Currently, these kind of transactions are only allowed under the ASEAN FTA. Using the same kind of transactions under different FTAs are currently not allowed in Thailand and can lead to claw back of duties and taxes together with fines and penalties for historic shipments.

Another area is related to the declared value of imported goods. During audits, Customs normally reviews whether any additional payments (e.g. for royalties or license fees) were made on top of the price of the imported goods. In case Customs views that these payments should be dutiable, Customs will reassess the original declared value and claw back duties with fines and penalties.

Finally, tariff codes (HS codes) have traditionally been a hot target area for Customs challenges given the ambiguity of the classification system and the possibility for Customs to opt for codes which would normally attract higher duty rates. Companies must review whether they have been declaring tariff codes that can be defended in accordance with the customs classification rules and if not, consider whether to make a change and disclose past mistakes.

What’s next?

Given that Customs has temporarily decided to scale back their enforcement activities, companies are encouraged to conduct an internal review of their company’s import/export activities to determine whether they have complied with customs rules and regulations or not and identify potential risks and exposures. If any significant non-compliance is identified, it may be worthwhile to make the self-disclosure to Customs before 30 September 2021 to mitigate the potential financial exposure in the future and close the issue.
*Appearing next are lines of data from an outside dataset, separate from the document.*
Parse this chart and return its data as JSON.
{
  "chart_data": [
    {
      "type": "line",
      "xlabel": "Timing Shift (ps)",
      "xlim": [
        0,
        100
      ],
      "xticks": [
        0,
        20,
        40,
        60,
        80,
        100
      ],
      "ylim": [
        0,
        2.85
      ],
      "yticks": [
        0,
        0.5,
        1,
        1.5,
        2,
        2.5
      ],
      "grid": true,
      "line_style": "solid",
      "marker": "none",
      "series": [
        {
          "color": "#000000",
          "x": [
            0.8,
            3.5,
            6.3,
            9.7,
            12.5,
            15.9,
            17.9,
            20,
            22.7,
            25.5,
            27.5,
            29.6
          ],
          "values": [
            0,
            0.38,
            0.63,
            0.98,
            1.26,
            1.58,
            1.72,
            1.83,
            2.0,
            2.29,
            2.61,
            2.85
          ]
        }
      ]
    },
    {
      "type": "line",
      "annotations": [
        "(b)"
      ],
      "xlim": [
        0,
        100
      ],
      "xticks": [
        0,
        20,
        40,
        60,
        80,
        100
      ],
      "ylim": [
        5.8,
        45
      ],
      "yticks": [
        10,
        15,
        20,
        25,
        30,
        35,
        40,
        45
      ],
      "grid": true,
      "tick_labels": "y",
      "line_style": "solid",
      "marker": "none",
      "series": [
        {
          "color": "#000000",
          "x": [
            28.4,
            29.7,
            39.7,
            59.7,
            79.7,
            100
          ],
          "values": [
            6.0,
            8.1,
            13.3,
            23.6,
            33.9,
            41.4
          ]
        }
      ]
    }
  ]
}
On the other hand, companies must keep in mind the possibility that following a self-disclosure Customs could expand investigations into other customs issues. Therefore, companies must have a clear picture of their customs risk areas and exposures before deciding to proceed with the self-disclosure.

With only limited time before the self-disclosure incentive programs close, now may be a good time for companies in Thailand to start reviewing their import and export activities.